Why is open source software assumed to be secure?

Davriellelouna@lemmy.world · edit-2 2 days ago

Why is open source software assumed to be secure?

fmstrat@lemmy.nowsci.com · 17 hours ago

Others have mentioned this, but to make sure all context is clear:

FOSS software is not inherently more secure.
New FOSS software is probably as secure as any closed source software, because it likely doesn’t have many eyes on it and hasn’t been audited.
Mature FOSS software will likely have more CVEs reported against it than a closed source alternative, because there are more eyes on it.
Because of bullet 3, mature FOSS software is typically more secure than closed source, as security holes are found and patched publicly.
This does not mean a particular closed source tool is insecure, it means the community can’t prove it is secure.
I like proof, so I choose FOSS.
Most people agree, which is why most major server software is FOSS (or source available)
However that’s also because of the permissive licensing.
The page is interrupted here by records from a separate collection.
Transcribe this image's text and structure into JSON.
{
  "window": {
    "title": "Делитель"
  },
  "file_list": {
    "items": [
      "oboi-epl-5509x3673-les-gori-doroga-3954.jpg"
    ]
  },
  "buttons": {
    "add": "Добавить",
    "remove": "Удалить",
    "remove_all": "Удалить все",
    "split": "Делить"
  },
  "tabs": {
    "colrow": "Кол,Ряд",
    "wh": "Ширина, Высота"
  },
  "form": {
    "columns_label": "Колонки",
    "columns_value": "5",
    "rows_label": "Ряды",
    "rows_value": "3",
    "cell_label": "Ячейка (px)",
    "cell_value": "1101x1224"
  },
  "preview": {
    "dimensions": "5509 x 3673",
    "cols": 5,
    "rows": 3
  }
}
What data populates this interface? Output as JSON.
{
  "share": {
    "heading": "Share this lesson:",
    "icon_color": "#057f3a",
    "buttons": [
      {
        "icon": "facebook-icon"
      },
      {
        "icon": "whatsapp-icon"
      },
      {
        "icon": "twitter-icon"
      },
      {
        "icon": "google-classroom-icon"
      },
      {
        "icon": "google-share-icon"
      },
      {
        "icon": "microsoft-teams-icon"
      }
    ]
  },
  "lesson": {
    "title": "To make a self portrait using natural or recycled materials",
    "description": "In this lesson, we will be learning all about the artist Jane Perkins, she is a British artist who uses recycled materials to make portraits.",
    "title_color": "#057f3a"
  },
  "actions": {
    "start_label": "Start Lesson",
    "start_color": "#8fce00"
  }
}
liquefy4931@lemmy.world · 48 minutes ago

Also keep in mind that employees of companies that release closed source software are obligated to keep secret any gaping security vulnerabilities. This obligation usually comes with heavy legal ramifications that could be considered “life ruining” for many of us. e.g. Loss of your job plus a lawsuit.

Often, none of the contributors to open source software are associated with each other and therefore have no obligation to keep discovered vulnerabilities a secret. In fact, I would assume that many contributors also actively use the software and have a personal interest in getting security vulnerabilities fixed.